El anuncio de que el 8 de febrero podremos utilizar el transporte público sin tener que llevar la mascarilla supone un alivio para los usuarios de este servicio y una señal inequívoca de que, tres años después, estamos a las puertas de dejar atrás una pandemia que nos ha cambiado la vida.
A las puertas –es necesario insistir–, porque sería un error considerar que ya estamos libres de aquel virus que provocó la tan mortífera Covid-19, como lo demuestra el hecho de que el tapabocas seguirá siendo obligatorio en los centros y establecimientos sanitarios, farmacias, ortopedias, ópticas y residencias incluidas, al tiempo que los expertos siguen recomendando su uso para las personas vulnerables o con síntomas –de Covid o de otra enfermedad respiratoria– estén donde estén.

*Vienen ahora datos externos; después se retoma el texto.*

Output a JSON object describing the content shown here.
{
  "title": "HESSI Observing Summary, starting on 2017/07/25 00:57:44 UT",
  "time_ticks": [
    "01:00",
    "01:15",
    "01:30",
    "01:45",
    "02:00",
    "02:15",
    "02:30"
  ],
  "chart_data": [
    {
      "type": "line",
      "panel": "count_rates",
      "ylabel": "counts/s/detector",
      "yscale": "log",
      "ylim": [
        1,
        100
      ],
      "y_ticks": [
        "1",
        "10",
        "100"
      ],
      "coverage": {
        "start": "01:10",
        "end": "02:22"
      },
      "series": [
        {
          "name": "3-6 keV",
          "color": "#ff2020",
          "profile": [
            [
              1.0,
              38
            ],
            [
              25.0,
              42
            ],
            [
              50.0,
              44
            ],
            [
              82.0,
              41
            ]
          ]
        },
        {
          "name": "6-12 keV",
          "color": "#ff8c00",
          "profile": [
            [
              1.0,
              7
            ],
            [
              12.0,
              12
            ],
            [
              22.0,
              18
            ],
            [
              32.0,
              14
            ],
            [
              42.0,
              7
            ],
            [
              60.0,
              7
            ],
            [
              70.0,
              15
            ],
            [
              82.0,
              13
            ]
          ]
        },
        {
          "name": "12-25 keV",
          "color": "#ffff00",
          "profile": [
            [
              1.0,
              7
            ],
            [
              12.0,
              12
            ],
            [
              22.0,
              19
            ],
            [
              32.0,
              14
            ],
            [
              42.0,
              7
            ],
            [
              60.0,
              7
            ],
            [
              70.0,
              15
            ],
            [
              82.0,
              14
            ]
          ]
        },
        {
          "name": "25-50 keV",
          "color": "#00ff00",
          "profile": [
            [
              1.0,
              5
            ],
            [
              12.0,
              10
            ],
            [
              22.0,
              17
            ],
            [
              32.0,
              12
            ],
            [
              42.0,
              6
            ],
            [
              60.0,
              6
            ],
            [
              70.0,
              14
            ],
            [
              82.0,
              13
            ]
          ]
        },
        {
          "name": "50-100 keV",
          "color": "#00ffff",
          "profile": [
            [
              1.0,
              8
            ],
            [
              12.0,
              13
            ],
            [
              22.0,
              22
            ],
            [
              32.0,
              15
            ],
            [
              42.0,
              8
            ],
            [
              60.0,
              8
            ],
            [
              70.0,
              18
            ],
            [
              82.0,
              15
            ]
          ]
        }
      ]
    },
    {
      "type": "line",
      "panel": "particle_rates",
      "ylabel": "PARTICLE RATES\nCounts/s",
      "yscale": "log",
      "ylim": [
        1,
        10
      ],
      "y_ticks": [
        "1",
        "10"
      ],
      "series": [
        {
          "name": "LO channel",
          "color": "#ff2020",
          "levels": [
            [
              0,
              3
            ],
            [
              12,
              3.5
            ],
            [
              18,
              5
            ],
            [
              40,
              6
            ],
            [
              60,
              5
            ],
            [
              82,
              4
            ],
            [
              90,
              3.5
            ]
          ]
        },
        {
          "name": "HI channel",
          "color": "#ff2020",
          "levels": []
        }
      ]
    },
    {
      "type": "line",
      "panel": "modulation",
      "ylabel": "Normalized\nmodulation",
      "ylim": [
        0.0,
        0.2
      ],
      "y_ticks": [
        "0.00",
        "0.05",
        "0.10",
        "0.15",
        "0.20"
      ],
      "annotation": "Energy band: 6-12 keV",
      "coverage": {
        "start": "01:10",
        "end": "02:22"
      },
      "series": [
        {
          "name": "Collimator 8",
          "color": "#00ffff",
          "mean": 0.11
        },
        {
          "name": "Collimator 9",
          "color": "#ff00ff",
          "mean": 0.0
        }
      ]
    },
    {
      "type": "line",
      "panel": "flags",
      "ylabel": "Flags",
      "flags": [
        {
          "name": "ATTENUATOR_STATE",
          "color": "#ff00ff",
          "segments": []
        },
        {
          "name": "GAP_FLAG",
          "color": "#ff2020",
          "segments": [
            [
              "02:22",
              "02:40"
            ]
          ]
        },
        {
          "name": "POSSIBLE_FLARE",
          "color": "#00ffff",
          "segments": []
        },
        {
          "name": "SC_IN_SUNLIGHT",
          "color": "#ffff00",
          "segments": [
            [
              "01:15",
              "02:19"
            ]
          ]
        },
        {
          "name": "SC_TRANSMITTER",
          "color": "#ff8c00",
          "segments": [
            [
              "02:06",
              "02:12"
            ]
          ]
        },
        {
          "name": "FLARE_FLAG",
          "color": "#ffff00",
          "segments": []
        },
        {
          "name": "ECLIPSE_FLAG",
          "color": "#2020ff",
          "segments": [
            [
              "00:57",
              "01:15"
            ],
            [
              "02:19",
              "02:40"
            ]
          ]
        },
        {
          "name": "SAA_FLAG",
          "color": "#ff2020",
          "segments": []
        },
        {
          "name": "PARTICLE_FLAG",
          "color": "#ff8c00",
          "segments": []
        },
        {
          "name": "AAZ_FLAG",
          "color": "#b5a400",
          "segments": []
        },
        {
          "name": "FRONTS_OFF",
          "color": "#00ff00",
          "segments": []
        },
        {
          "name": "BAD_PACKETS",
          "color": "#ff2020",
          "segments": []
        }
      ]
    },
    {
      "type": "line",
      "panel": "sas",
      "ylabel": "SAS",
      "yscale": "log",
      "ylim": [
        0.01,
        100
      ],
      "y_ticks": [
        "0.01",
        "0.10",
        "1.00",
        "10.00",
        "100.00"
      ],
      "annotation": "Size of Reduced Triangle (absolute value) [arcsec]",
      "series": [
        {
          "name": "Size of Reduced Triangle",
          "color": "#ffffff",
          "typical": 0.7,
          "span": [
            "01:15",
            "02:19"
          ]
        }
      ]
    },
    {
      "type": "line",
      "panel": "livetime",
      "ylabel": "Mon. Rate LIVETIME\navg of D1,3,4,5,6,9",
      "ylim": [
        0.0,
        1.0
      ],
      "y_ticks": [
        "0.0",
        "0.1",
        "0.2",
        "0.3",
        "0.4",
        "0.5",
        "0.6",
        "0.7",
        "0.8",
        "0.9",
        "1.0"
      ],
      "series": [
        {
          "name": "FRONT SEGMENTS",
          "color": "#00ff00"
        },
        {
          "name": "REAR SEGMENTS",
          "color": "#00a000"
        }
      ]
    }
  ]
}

El paso de la obligatoriedad de la mascarilla en el transporte a permitir que la lleve solo quien lo desee representa además una homogeneización de la norma con lo que sucede en prácticamente el resto del mundo, toda vez que solo nuestro país, además de Alemania –que las retirará la próxima semana– la mantenía como obligatoria en trenes, autobuses, aviones o metro. España escribe así un capítulo más de la desescalada de la mascarilla obligatoria, que en estos tres años no ha estado exenta de polémica dada su fuerte carga simbólica que la ha aupado como máximo icono de la pandemia.
Una polémica instalada desde el principio, cuando la escasez mundial obligó a Sanidad a recomendarlas tan solo a personas enfermas, con síntomas o sospechosas de estar contagiadas. Hasta el 4 de mayo de 2020, cuando por primera vez pasaron a ser obligatorias una vez se pudo bajar su altísimo precio gracias a los topes fijados por el Gobierno. Y entonces se impuso en todos los lugares, incluidos espacios al aire libre. Sí, el fin de la mascarilla es un alivio, pero haríamos bien en mantener ciertas precauciones; el virus todavía anda por ahí. No lo olvidemos.